Our surgeons helped to pioneer several DMEK techniques, including those to advance DMEK donor prep. If a donor is lost during preparation, which is done before the patient’s surgery, the patient’s surgery would need to be postponed. The published donor loss rate during attempted DMEK preps was historically about 20%. Our surgeons pushed this donor loss rate far below 1%. We discovered donor horseshoe tears, “smile configuration,” and other challenges, and developed techniques to handle these DMEK donor prep difficulties. As a result, over our last 300 donor preps, we only found ONE cornea donor that wasn’t usable for DMEK. Our techniques and results were published in the Cornea Journal (click here to view the paper). We also helped pioneer techniques to implant DMEK donors inside the patient’s eye. We discovered how to unlock point lock folds, how to gently flip a donor out of taco configuration by using gentle bursts of fluid, and have developed techniques to successfully perform DMEK in eyes that other DMEK surgeons would think challenging or not possible, including eyes with prior glaucoma surgery or tubes, eyes with prior anterior chamber intraocular lenses, eyes with previous PK transplants, and eyes with prior vitrectomy. To date, all of the eyes that we’ve attempted DMEK on have been successful. Less than 1% of the time, our initial DMEK surgery had to be repeated due to rejection or other problems, but all repeats to date have been successful.

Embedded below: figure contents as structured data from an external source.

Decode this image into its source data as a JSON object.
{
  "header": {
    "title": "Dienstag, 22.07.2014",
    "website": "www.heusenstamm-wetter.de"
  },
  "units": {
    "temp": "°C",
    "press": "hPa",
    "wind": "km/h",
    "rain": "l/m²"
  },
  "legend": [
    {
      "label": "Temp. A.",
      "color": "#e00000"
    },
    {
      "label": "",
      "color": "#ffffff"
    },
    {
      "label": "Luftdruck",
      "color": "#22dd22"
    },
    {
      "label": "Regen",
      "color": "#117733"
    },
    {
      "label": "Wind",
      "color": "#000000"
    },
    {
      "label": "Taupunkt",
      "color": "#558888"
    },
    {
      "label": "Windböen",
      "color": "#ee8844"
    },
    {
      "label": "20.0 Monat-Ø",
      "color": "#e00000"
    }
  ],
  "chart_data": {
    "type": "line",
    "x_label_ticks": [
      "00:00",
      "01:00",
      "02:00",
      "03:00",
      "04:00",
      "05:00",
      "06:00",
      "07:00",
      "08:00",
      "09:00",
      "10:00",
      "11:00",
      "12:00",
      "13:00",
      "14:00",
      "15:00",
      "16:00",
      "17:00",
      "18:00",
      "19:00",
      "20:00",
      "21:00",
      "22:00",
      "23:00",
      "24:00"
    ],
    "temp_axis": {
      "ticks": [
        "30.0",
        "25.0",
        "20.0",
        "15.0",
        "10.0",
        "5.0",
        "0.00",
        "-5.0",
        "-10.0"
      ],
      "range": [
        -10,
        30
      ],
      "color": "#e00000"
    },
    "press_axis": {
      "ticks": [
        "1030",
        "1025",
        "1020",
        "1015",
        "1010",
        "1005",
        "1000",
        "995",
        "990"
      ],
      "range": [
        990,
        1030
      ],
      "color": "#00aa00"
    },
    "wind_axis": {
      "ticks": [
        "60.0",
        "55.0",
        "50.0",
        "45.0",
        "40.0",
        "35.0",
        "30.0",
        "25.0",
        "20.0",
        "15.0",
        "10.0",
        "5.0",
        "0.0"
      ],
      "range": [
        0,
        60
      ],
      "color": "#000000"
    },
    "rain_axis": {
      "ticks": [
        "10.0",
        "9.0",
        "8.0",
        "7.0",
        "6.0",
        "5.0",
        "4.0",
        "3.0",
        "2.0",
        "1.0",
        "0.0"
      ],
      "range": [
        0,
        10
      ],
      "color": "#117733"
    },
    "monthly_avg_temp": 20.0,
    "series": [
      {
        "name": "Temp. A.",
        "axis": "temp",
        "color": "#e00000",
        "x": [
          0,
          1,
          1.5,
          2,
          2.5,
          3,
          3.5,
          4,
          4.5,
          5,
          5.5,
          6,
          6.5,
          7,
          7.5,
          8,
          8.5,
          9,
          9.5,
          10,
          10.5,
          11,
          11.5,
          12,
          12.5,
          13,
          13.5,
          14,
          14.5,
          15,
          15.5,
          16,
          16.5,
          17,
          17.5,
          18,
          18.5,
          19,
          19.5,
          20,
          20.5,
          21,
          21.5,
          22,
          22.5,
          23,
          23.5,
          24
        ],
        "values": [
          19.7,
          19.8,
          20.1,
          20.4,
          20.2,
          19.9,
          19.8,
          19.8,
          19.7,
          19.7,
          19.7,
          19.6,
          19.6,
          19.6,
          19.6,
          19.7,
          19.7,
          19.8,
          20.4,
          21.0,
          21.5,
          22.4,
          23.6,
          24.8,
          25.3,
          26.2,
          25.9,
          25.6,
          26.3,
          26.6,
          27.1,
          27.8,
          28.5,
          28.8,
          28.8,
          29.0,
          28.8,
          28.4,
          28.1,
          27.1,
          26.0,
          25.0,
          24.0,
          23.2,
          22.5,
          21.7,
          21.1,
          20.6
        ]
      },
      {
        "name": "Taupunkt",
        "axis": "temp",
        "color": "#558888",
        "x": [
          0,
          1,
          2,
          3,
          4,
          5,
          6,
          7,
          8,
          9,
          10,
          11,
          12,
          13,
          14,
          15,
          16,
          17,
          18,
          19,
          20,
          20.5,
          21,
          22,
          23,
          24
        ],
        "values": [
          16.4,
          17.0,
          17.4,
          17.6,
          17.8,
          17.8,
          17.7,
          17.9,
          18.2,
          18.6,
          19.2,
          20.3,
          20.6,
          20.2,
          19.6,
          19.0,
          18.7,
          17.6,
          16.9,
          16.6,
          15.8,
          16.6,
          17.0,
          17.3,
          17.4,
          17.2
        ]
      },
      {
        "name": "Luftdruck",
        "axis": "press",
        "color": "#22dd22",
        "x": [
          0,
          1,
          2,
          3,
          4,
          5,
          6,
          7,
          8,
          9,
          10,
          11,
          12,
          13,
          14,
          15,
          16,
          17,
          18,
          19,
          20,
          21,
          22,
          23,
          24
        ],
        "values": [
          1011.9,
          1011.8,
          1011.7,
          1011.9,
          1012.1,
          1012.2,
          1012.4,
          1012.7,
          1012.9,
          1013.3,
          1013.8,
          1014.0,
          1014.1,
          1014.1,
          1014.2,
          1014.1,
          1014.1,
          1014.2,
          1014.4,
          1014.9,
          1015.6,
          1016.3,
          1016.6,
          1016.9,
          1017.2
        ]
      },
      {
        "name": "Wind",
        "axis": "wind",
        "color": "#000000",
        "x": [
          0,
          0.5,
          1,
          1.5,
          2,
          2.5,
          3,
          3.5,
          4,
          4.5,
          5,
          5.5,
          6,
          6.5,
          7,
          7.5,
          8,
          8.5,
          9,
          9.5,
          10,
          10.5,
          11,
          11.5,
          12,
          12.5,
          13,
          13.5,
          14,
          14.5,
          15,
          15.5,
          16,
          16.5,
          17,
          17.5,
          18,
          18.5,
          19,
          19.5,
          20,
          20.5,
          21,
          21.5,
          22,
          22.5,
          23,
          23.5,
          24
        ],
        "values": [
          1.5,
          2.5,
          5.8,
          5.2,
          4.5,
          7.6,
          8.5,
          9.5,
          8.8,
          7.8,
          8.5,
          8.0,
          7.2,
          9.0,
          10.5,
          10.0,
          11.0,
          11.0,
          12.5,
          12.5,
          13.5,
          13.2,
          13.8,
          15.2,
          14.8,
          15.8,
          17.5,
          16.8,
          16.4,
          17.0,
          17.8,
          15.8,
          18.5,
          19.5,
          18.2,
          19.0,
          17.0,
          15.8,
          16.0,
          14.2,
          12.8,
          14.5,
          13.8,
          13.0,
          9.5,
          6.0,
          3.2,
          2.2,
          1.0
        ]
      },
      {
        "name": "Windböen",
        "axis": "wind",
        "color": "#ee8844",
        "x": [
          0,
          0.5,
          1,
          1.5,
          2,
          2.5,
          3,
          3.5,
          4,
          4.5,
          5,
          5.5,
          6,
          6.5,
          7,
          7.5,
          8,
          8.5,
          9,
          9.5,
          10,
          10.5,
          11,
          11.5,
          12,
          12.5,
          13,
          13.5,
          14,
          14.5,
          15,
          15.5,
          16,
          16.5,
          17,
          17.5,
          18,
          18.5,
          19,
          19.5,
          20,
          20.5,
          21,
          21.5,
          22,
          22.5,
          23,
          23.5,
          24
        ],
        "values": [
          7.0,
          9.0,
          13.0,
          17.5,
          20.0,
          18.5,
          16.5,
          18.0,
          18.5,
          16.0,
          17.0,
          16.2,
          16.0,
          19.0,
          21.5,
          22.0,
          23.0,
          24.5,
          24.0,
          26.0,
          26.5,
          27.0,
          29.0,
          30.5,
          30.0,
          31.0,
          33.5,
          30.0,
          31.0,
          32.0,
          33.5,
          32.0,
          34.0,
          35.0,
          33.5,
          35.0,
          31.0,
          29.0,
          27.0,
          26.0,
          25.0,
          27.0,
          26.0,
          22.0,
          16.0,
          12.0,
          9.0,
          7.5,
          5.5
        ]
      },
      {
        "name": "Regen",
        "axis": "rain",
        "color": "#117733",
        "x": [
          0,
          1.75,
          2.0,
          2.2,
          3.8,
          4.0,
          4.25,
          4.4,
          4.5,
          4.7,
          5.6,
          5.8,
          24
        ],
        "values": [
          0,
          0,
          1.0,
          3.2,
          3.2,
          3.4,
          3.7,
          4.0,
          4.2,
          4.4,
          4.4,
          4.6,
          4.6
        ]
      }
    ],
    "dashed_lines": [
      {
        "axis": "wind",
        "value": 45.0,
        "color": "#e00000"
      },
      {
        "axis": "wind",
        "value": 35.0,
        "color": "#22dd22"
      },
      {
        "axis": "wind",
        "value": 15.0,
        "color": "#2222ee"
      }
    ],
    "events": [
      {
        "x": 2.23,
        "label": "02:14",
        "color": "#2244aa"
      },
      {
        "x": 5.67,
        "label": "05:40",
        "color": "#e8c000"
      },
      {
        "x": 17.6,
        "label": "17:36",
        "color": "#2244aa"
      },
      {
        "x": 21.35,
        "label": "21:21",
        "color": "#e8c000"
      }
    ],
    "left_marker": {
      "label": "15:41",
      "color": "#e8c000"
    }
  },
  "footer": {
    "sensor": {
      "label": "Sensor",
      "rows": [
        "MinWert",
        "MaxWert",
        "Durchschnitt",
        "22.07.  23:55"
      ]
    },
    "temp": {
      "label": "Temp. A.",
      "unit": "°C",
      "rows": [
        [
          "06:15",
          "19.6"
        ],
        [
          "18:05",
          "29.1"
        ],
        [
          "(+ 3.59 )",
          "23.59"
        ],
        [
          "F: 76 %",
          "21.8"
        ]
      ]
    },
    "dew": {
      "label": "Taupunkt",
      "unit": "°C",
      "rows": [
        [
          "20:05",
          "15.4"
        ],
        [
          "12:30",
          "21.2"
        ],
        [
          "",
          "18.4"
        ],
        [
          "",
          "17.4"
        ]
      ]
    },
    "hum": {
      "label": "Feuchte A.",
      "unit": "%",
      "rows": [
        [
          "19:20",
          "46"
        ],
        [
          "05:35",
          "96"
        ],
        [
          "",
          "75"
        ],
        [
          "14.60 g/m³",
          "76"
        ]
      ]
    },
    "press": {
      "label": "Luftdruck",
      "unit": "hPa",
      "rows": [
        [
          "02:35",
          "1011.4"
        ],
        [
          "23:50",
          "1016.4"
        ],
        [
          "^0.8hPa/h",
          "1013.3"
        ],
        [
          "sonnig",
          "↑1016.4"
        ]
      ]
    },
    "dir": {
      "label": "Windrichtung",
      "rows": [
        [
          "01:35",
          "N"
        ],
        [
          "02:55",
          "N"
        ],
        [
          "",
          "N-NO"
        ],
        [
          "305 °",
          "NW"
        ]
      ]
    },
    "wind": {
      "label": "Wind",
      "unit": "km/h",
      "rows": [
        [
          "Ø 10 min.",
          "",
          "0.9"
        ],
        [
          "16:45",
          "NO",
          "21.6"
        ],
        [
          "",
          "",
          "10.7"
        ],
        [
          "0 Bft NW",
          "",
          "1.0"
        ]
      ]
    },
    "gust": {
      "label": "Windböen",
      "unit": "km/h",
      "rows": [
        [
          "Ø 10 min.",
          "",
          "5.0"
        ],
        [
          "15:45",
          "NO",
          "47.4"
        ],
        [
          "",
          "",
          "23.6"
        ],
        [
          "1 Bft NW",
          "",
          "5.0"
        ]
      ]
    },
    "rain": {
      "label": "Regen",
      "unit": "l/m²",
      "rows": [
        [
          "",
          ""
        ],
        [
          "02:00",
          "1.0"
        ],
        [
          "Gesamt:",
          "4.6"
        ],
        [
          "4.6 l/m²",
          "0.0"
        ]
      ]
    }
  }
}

Should my surgeon ever choose DSAEK over a DMEK?
As mentioned above, most cornea surgeons do not perform DMEK. It requires more practice and experience. Although we may still select DSAEK for very specific cases, we typically recommend DMEK for most patients.
Is DMEK guaranteed to make me 20/20?
No. The average patient sees some or all the letters on the 20/20 line. Some see better and some see worse. Even if the cornea is perfect, a person might not see 20/20 because of imperfections elsewhere in the eye. The same is true with “perfect” cataract surgery. Every eye has different potential. We will inform you of any other problems that may limit your final vision before surgery when possible.
Are steroid drops needed life-long after DMEK or DSAEK
Studies have proven that long-term rejection episodes are less likely if the patient at least maintains low potency steroid drops once a day. That being said, it would be safe to closely watch patients without steroid drops if they have trouble tolerating them. The rejection rate after stopping steroid drops long term for DMEK is about 6%.
Do I have to worry about my DMEK or DSAEK ever “falling off” the back of my cornea? How long will my transplant last
We watch you closely after surgery to ensure that the attachment process is successful, which can take a few weeks to complete. Once the donor becomes “one” with your cornea, it cannot fall off.
Traditional full thickness corneal transplants last about 20 years. Cell count studies show that transplants still gradually lose endothelial cells like any other healthy cornea, but usually at a faster rate. The transplant fails when the endothelial cell counts fall low enough. Since DMEK and DSAEK are relatively new, it is not possible to say how long they will last. Preliminary data is encouraging, however, especially for DMEK. There is variation between transplants, but early data suggest some transplants might last one’s lifetime. Either way, replacement is possible.
We are studying variables that may reveal which donors have cells that are more resistant to death and also surgical techniques that are minimally harmful to endothelial cells. Many surgeons suggest it is normal to lose 30 to 50% of the donor’s endothelial cells during surgery. We have some early data suggesting less than 10% cell loss from surgery when selecting a specific subset of donors.